Celebrating 60 Years of Innovation: A history of saving lives, time and resources
The original 1950 charter of the Texas Transportation Institute (TTI), given by the Texas A&M Board of Directors, charged the Institute with enlisting the broad resources of the college in all forms of transportation research, while giving students the opportunity to study and work in the transportation profession. This agreement solidified the Cooperative Research Program between the then-Texas Highway Department and TTI. Over the last six decades, TTI has provided accurate and timely research to address the state and nation’s most pressing transportation concerns. TTI research recommendations have consistently delivered results to its research sponsors — now numbering more than 200 annually around the globe. The world has been transformed since 1950. Today’s transportation challenges are magnified many times over in size, scope and importance to our economy and quality of life. The need for results-oriented transportation research has never been greater.
Human Factors and Roadside Safety
Left: Texas A&M University Associate Professor Emeritus Rodger Koppa, one of the pioneers of human factors research at TTI, specialized in the design of adaptive equipment for disabled drivers. Hundreds of disabled citizens have benefited from his research over the years.
Right: Dr. Teddy J. Hirsh’s research team invented the “Texas Crash Cushion” in the 1960s. Fatalities due to collisions with concrete abutments were completely eliminated in Houston, going from 27 in seven years to none in the two years following its installation on Houston freeways.
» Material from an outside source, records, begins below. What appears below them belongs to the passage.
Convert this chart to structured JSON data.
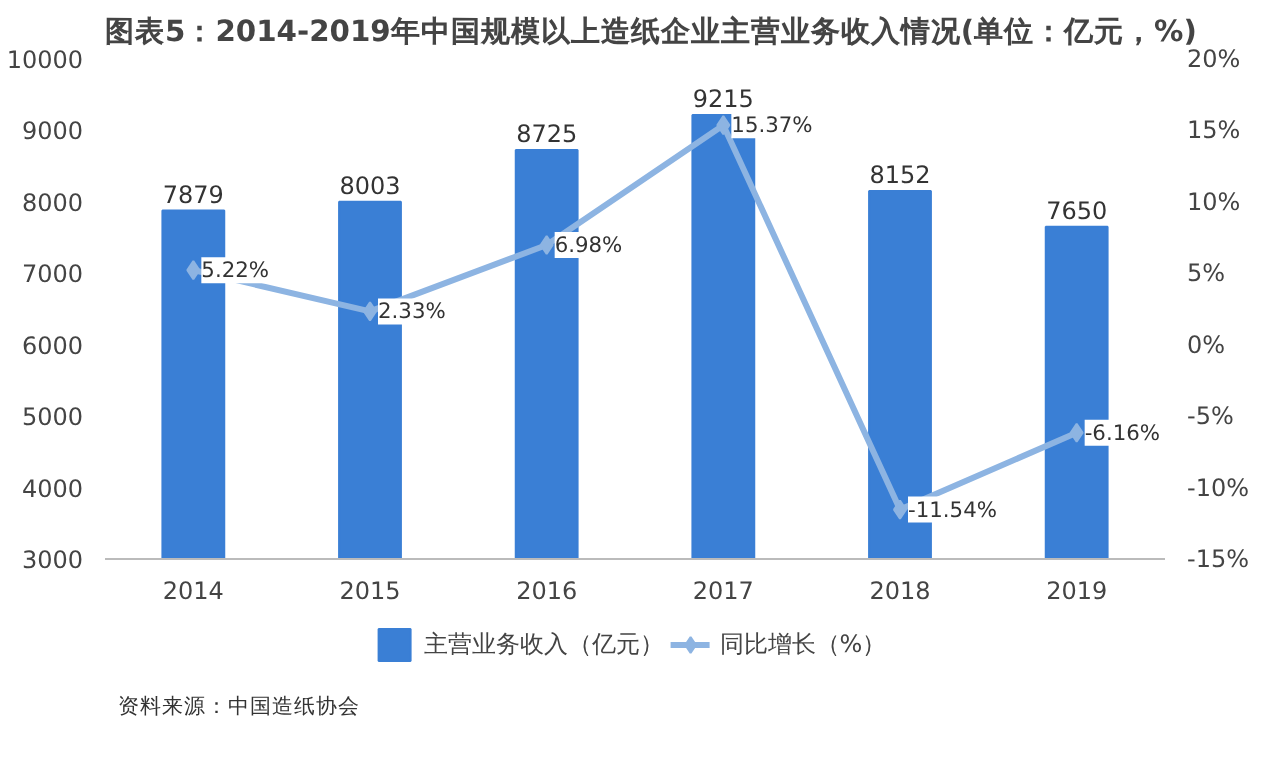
{
  "chart_data": {
    "type": "bar",
    "title": "图表5：2014-2019年中国规模以上造纸企业主营业务收入情况(单位：亿元，%)",
    "categories": [
      "2014",
      "2015",
      "2016",
      "2017",
      "2018",
      "2019"
    ],
    "series": [
      {
        "name": "主营业务收入（亿元）",
        "type": "bar",
        "color": "#3a7fd5",
        "values": [
          7879,
          8003,
          8725,
          9215,
          8152,
          7650
        ],
        "value_labels": [
          "7879",
          "8003",
          "8725",
          "9215",
          "8152",
          "7650"
        ]
      },
      {
        "name": "同比增长（%）",
        "type": "line",
        "axis": "y2",
        "color": "#8db4e2",
        "marker": "diamond",
        "values": [
          5.22,
          2.33,
          6.98,
          15.37,
          -11.54,
          -6.16
        ],
        "value_labels": [
          "5.22%",
          "2.33%",
          "6.98%",
          "15.37%",
          "-11.54%",
          "-6.16%"
        ]
      }
    ],
    "ylim": [
      3000,
      10000
    ],
    "yticks": [
      3000,
      4000,
      5000,
      6000,
      7000,
      8000,
      9000,
      10000
    ],
    "y2lim": [
      -15,
      20
    ],
    "y2ticks": [
      {
        "value": -15,
        "label": "-15%"
      },
      {
        "value": -10,
        "label": "-10%"
      },
      {
        "value": -5,
        "label": "-5%"
      },
      {
        "value": 0,
        "label": "0%"
      },
      {
        "value": 5,
        "label": "5%"
      },
      {
        "value": 10,
        "label": "10%"
      },
      {
        "value": 15,
        "label": "15%"
      },
      {
        "value": 20,
        "label": "20%"
      }
    ],
    "grid": false,
    "legend": "bottom",
    "annotations": [
      "资料来源：中国造纸协会"
    ]
  }
}
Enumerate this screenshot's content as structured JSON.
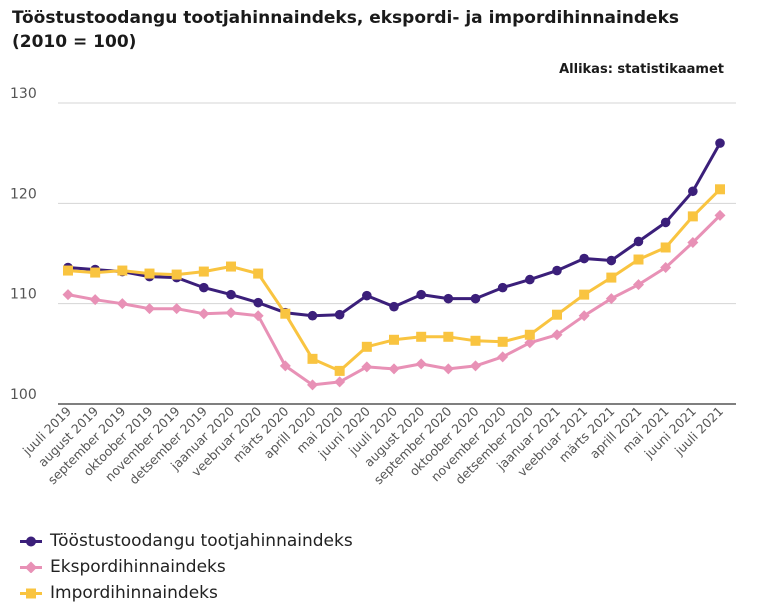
{
  "title_line1": "Tööstustoodangu tootjahinnaindeks, ekspordi- ja impordihinnaindeks",
  "title_line2": "(2010 = 100)",
  "source": "Allikas: statistikaamet",
  "chart_data": {
    "type": "line",
    "title": "Tööstustoodangu tootjahinnaindeks, ekspordi- ja impordihinnaindeks (2010 = 100)",
    "xlabel": "",
    "ylabel": "",
    "ylim": [
      100,
      130
    ],
    "yticks": [
      100,
      110,
      120,
      130
    ],
    "grid": true,
    "legend_position": "bottom-left",
    "categories": [
      "juuli 2019",
      "august 2019",
      "september 2019",
      "oktoober 2019",
      "november 2019",
      "detsember 2019",
      "jaanuar 2020",
      "veebruar 2020",
      "märts 2020",
      "aprill 2020",
      "mai 2020",
      "juuni 2020",
      "juuli 2020",
      "august 2020",
      "september 2020",
      "oktoober 2020",
      "november 2020",
      "detsember 2020",
      "jaanuar 2021",
      "veebruar 2021",
      "märts 2021",
      "aprill 2021",
      "mai 2021",
      "juuni 2021",
      "juuli 2021"
    ],
    "series": [
      {
        "name": "Tööstustoodangu tootjahinnaindeks",
        "color": "#3b1f7a",
        "marker": "circle",
        "values": [
          113.6,
          113.4,
          113.2,
          112.7,
          112.6,
          111.6,
          110.9,
          110.1,
          109.1,
          108.8,
          108.9,
          110.8,
          109.7,
          110.9,
          110.5,
          110.5,
          111.6,
          112.4,
          113.3,
          114.5,
          114.3,
          116.2,
          118.1,
          121.2,
          126.0
        ]
      },
      {
        "name": "Ekspordihinnaindeks",
        "color": "#e891b6",
        "marker": "diamond",
        "values": [
          110.9,
          110.4,
          110.0,
          109.5,
          109.5,
          109.0,
          109.1,
          108.8,
          103.8,
          101.9,
          102.2,
          103.7,
          103.5,
          104.0,
          103.5,
          103.8,
          104.7,
          106.1,
          106.9,
          108.8,
          110.5,
          111.9,
          113.6,
          116.1,
          118.8
        ]
      },
      {
        "name": "Impordihinnaindeks",
        "color": "#f9c440",
        "marker": "square",
        "values": [
          113.3,
          113.1,
          113.3,
          113.0,
          112.9,
          113.2,
          113.7,
          113.0,
          109.0,
          104.5,
          103.3,
          105.7,
          106.4,
          106.7,
          106.7,
          106.3,
          106.2,
          106.9,
          108.9,
          110.9,
          112.6,
          114.4,
          115.6,
          118.7,
          121.4
        ]
      }
    ]
  }
}
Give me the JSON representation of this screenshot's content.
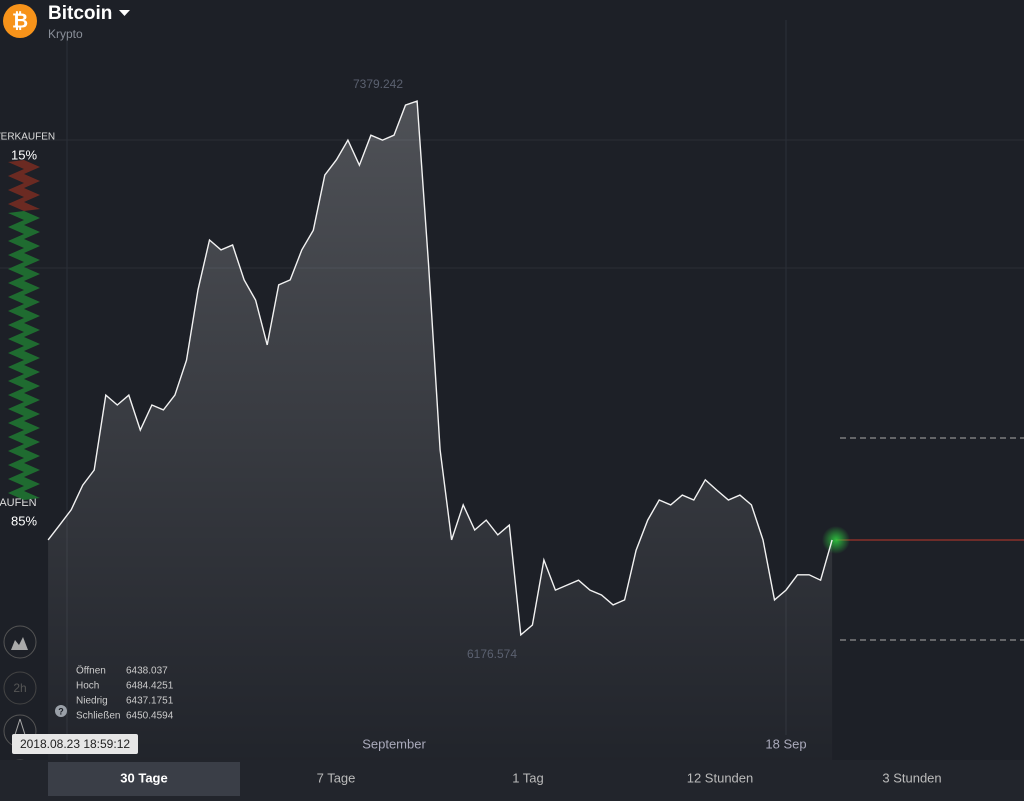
{
  "header": {
    "icon": "₿",
    "title": "Bitcoin",
    "subtitle": "Krypto"
  },
  "sentiment": {
    "sell_label": "VERKAUFEN",
    "sell": {
      "value": 15,
      "label": "15%"
    },
    "buy_label": "KAUFEN",
    "buy": {
      "value": 85,
      "label": "85%"
    }
  },
  "price_chart": {
    "high": 7379.242,
    "low": 6176.574,
    "values": [
      6400,
      6433,
      6467,
      6522,
      6556,
      6723,
      6701,
      6723,
      6645,
      6701,
      6690,
      6723,
      6801,
      6958,
      7069,
      7047,
      7058,
      6980,
      6935,
      6835,
      6969,
      6980,
      7047,
      7091,
      7214,
      7248,
      7292,
      7236,
      7303,
      7292,
      7303,
      7370,
      7379,
      7013,
      6601,
      6400,
      6478,
      6422,
      6444,
      6411,
      6433,
      6188,
      6210,
      6355,
      6288,
      6299,
      6310,
      6288,
      6277,
      6255,
      6266,
      6377,
      6444,
      6489,
      6478,
      6500,
      6489,
      6534,
      6511,
      6489,
      6500,
      6478,
      6400,
      6266,
      6288,
      6322,
      6322,
      6310,
      6400
    ],
    "categories": [
      null,
      null,
      null,
      null,
      null,
      null,
      null,
      null,
      null,
      null,
      null,
      null,
      null,
      null,
      null,
      null,
      null,
      null,
      null,
      null,
      null,
      null,
      null,
      null,
      null,
      null,
      null,
      null,
      null,
      null,
      "September",
      null,
      null,
      null,
      null,
      null,
      null,
      null,
      null,
      null,
      null,
      null,
      null,
      null,
      null,
      null,
      null,
      null,
      null,
      null,
      null,
      null,
      null,
      null,
      null,
      null,
      null,
      null,
      null,
      null,
      null,
      null,
      null,
      null,
      "18 Sep",
      null,
      null,
      null,
      null
    ]
  },
  "ohlc": {
    "rows": [
      [
        "Öffnen",
        "6438.037"
      ],
      [
        "Hoch",
        "6484.4251"
      ],
      [
        "Niedrig",
        "6437.1751"
      ],
      [
        "Schließen",
        "6450.4594"
      ]
    ],
    "help": "?"
  },
  "timestamp": "2018.08.23 18:59:12",
  "tools": {
    "period": "2h"
  },
  "timeframes": [
    "30 Tage",
    "7 Tage",
    "1 Tag",
    "12 Stunden",
    "3 Stunden"
  ]
}
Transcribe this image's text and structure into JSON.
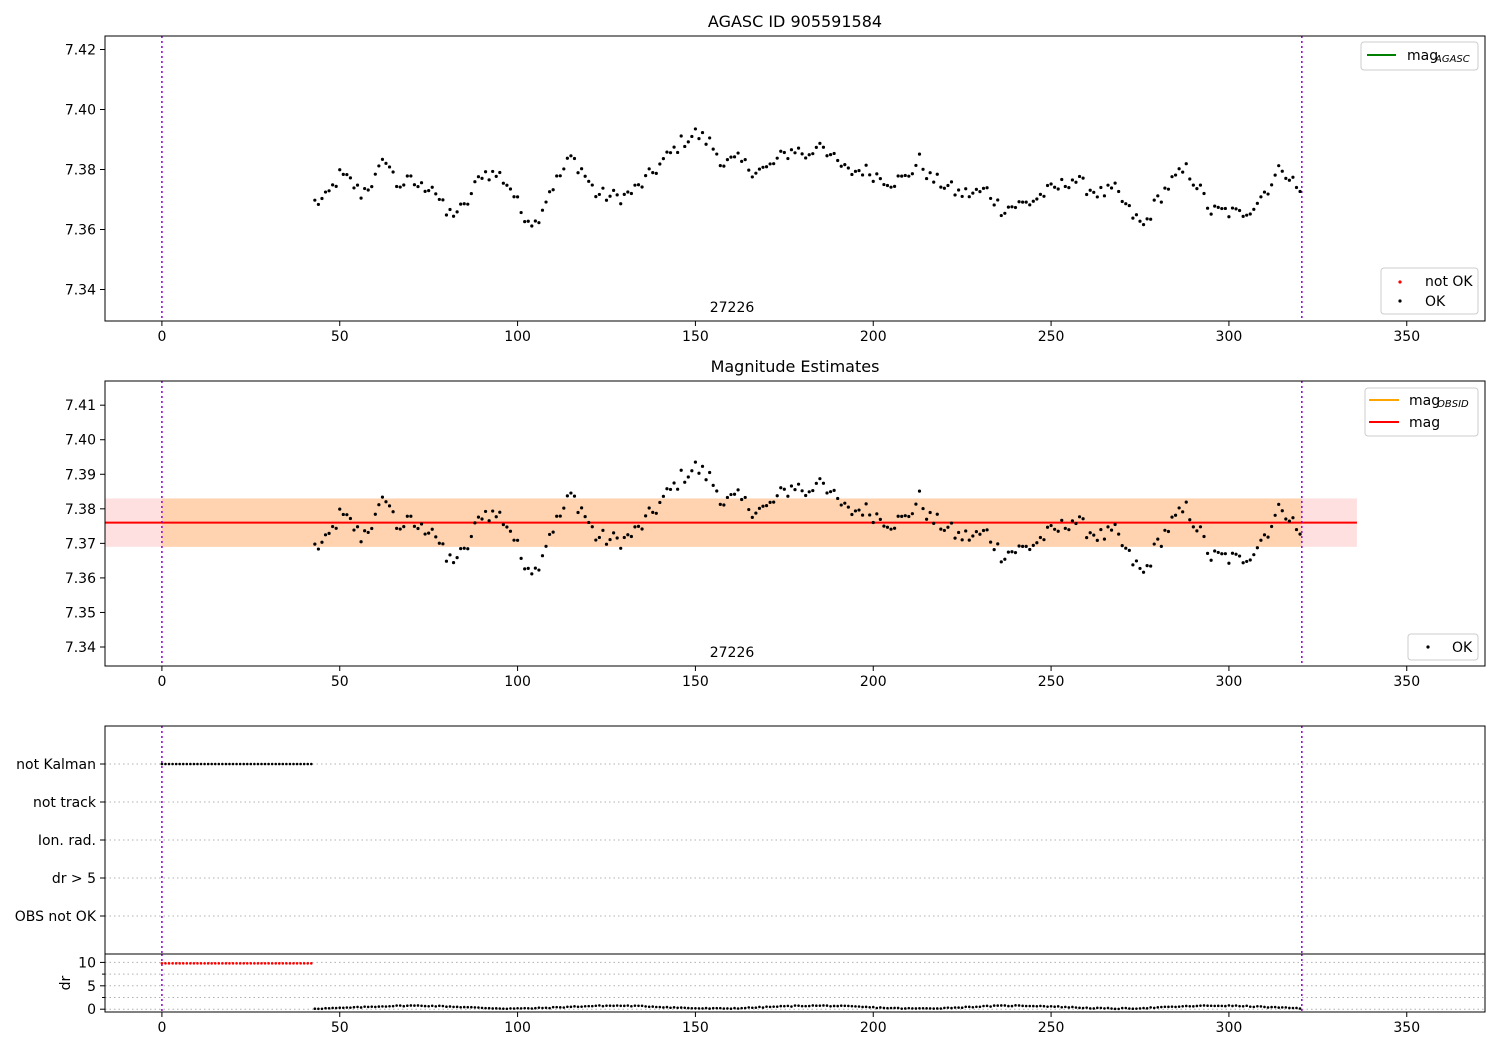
{
  "chart_data": [
    {
      "type": "scatter",
      "title": "AGASC ID 905591584",
      "obsid_label": "27226",
      "xlabel": "",
      "ylabel": "",
      "xlim": [
        -16,
        372
      ],
      "ylim": [
        7.3295,
        7.4245
      ],
      "xticks": [
        0,
        50,
        100,
        150,
        200,
        250,
        300,
        350
      ],
      "yticks": [
        7.34,
        7.36,
        7.38,
        7.4,
        7.42
      ],
      "ytick_labels": [
        "7.34",
        "7.36",
        "7.38",
        "7.40",
        "7.42"
      ],
      "vlines_x": [
        0,
        320.5
      ],
      "legend_top": {
        "placement": "top-right",
        "entries": [
          {
            "label_base": "mag",
            "label_sub": "AGASC",
            "color": "#008000"
          }
        ]
      },
      "legend_bottom": {
        "placement": "bottom-right",
        "entries": [
          {
            "label": "not OK",
            "color": "#ff0000"
          },
          {
            "label": "OK",
            "color": "#000000"
          }
        ]
      },
      "series": [
        {
          "name": "OK",
          "color": "#000000"
        }
      ]
    },
    {
      "type": "scatter",
      "title": "Magnitude Estimates",
      "obsid_label": "27226",
      "xlabel": "",
      "ylabel": "",
      "xlim": [
        -16,
        372
      ],
      "ylim": [
        7.3345,
        7.417
      ],
      "xticks": [
        0,
        50,
        100,
        150,
        200,
        250,
        300,
        350
      ],
      "yticks": [
        7.34,
        7.35,
        7.36,
        7.37,
        7.38,
        7.39,
        7.4,
        7.41
      ],
      "ytick_labels": [
        "7.34",
        "7.35",
        "7.36",
        "7.37",
        "7.38",
        "7.39",
        "7.40",
        "7.41"
      ],
      "vlines_x": [
        0,
        320.5
      ],
      "mag_line": 7.376,
      "band_mag": [
        7.369,
        7.383
      ],
      "band_obsid": [
        7.369,
        7.383
      ],
      "band_x": [
        -16,
        336
      ],
      "legend_top": {
        "placement": "top-right",
        "entries": [
          {
            "label_base": "mag",
            "label_sub": "OBSID",
            "color": "#ffa500"
          },
          {
            "label": "mag",
            "color": "#ff0000"
          }
        ]
      },
      "legend_bottom": {
        "placement": "bottom-right",
        "entries": [
          {
            "label": "OK",
            "color": "#000000"
          }
        ]
      },
      "series": [
        {
          "name": "OK",
          "color": "#000000"
        }
      ]
    },
    {
      "type": "scatter",
      "title": "",
      "xlim": [
        -16,
        372
      ],
      "xticks": [
        0,
        50,
        100,
        150,
        200,
        250,
        300,
        350
      ],
      "categories": [
        "not Kalman",
        "not track",
        "Ion. rad.",
        "dr > 5",
        "OBS not OK"
      ],
      "vlines_x": [
        0,
        320.5
      ],
      "flag_series": [
        {
          "name": "not Kalman",
          "x_range": [
            0,
            42.5
          ],
          "step": 1,
          "color": "#000000"
        }
      ]
    },
    {
      "type": "scatter",
      "title": "",
      "ylabel": "dr",
      "xlim": [
        -16,
        372
      ],
      "ylim": [
        -0.6,
        11.8
      ],
      "xticks": [
        0,
        50,
        100,
        150,
        200,
        250,
        300,
        350
      ],
      "yticks": [
        0,
        5,
        10
      ],
      "ytick_labels": [
        "0",
        "5",
        "10"
      ],
      "vlines_x": [
        0,
        320.5
      ],
      "series": [
        {
          "name": "not OK",
          "color": "#ff0000",
          "x_range": [
            0,
            42.5
          ],
          "value": 9.8
        },
        {
          "name": "OK",
          "color": "#000000",
          "x_range": [
            43,
            320.5
          ],
          "value_range": [
            0.0,
            1.2
          ]
        }
      ]
    }
  ]
}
Here, Hirsh and his team examine a successful crash test with then-Secretary of Transportation Alan S. Boyd and his wife.
Economics and Freight Movement
Top Left: (left to right) In this photo from 1968, Texas A&M President Earl Rudder, Under Secretary of Transportation Everitt Hutchinson, Dean Fred J. Benson and State Highway Engineer Dewitt C. Greer look at a model used to study various types of grade crossing situations.
Top Right and Bottom: Early economic and freight studies at TTI focused on estimating future needs of the trucking, rail, water and airline industries; improving safety at rail grade crossings; and developing the Interstate Highway System.
Mobility
Top Left: Charles Blumentritt (seated) discusses traffic programming using a then-state-of-the-art IBM 7094 computer. Standing left to right are Charles J. Keese, Charles Pinnell and Joe Wright.
Right: TTI researchers began their quest for better freeway operations in 1961 through work on Houston’s Gulf Freeway. This project was one of the first in the country to use time-lapse and aerial photography to develop mathematical models for use with new technologies and techniques such as ramp meters and computer-driven traffic surveillance and control centers.
TTI’s Former Directors
Left to Right: Fred Benson, Director, 1955-1962; Jack Keese, Director, 1962-1976; Charley Wootan, Director, 1976-1993; and Herb Richardson, Director, 1993-2006.